Black-headed Bunting Emberiza melanocephala 


  After a siesta from which I awoke feeling more disoriented than is normal, I headed back out for a circuit of 1-Gu in the mid-afternoon. It felt very unbirdy in town - the sense of a clearout in 1-Gu was reinforced when the banding team left early with a shrug and a “No birds.”
  As I walked along the first path above the quarry, I came across my first Yellow-rumped Flycatcher of the spring, a cracking male.  I slowly moved in closer, when a hiker with a trail radio came by and flushed the bird right on cue. After smiling my greeting and letting the man pass by, I waited for a few minutes for the bird to reappear. It didn’t.
  There are times when I talk to myself, and as I gave up on the flycatcher and continued down the path, I loosed a particularly salty stream of Québécois profanity. This outburst flushed a chunky, tan-toned bunting from scrub at my feet. Before it landed on the rock nearby, I knew what it was – Black-headed Bunting!
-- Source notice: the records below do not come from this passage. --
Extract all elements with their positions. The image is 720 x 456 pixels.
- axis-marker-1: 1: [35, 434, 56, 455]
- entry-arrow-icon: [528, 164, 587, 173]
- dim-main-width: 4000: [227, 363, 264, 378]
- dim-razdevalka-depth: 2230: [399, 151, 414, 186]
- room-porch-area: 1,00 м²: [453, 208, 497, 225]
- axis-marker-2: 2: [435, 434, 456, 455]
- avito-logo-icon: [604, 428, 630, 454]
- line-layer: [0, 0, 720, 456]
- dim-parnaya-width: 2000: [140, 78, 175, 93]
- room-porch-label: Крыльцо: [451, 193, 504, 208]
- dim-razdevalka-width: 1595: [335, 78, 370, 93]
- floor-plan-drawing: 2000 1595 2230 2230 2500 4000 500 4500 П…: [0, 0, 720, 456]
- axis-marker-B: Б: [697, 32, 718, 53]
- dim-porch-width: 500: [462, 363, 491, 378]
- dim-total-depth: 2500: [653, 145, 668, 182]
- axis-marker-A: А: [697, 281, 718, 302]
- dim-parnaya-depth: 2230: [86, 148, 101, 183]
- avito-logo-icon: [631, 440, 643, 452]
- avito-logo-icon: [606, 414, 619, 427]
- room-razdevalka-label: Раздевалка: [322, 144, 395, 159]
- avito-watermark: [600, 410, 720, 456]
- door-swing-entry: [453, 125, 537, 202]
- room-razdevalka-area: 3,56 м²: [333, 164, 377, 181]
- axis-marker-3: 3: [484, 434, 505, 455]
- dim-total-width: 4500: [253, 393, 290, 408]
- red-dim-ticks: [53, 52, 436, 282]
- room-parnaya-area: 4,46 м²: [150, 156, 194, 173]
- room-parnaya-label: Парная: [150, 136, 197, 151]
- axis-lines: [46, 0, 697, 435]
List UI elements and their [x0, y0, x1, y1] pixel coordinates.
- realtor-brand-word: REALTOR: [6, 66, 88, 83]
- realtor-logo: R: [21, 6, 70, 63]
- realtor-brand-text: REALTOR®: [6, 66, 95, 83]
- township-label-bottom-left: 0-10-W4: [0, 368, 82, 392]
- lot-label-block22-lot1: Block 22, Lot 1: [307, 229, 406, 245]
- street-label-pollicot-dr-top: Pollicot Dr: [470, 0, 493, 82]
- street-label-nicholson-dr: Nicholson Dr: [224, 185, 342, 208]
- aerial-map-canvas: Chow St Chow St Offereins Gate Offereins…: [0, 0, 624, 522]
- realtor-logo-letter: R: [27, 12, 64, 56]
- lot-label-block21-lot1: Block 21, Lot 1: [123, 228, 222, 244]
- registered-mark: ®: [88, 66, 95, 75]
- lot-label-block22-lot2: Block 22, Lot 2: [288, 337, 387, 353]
This is a rare overshoot to Korea that winters in India – definitely a species that wasn’t high on the list of birds I was expecting to see this spring! I made sure to get some record shots, and the bird was confiding for about 30 seconds, before it flew straight up the quarry wall, and appeared to carry on north towards wherever it thought it was migrating to. Tomorrow I will be swearing in French at random intervals, just to see what happens.